Proxy materials for Nokia's upcoming Extraordinary General Meeting published on Tuesday show that the terms of Elop's original 2010 contract were revised on September 3rd of this year.
In his original contract, Elop was eligible for 1.5 years of salary, bonuses and share incentives if the company were to be sold or management replaced. It also included a routine clause that Elop could not work for a competitor for 12 months after leaving the company. He would have lost his share incentives only in the case of being dismissed from his position.

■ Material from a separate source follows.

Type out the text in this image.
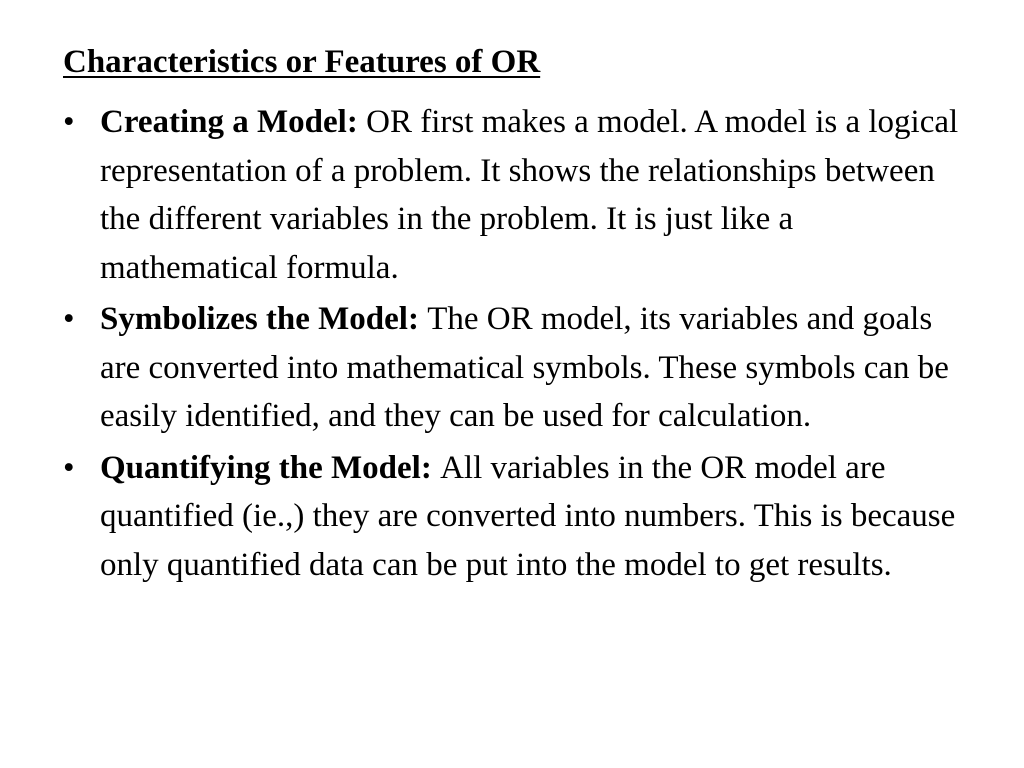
Characteristics or Features of OR
• Creating a Model: OR first makes a model. A model is a logical representation of a problem. It shows the relationships between the different variables in the problem. It is just like a mathematical formula.
• Symbolizes the Model: The OR model, its variables and goals are converted into mathematical symbols. These symbols can be easily identified, and they can be used for calculation.
• Quantifying the Model: All variables in the OR model are quantified (ie.,) they are converted into numbers. This is because only quantified data can be put into the model to get results.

The new contract eased the restrictions on working for a competitor to allow Elop to move back to Microsoft. In complex legalese, it also changed to allow Elop to gain maximum compensation if leaving the company at the moment of operations sales or thereafter. The same benefits would accrue even if Nokia were to fire Elop before the sale.
Two main differences
There seem to be two key differences between the 2010 contract and the one made earlier this month. Elop can be dismissed before the finalization of the sale and still receive full benefits. The other is the easing of the restriction on transferring to a competitor, which will allow Elop to take up a job at Microsoft.
The revisions can be regarded as highly favourable for Stephen Elop, as in practice they guarantee him full benefits under all circumstances that do not arise from a breach of contract for which he himself is responsible.
The bulk of Elop's golden handshake of close to 19 million euros will come in the form of the value of share incentives. These will be paid out under a accelerated schedule, two or three years earlier than would be the case if he were to continue working for Nokia.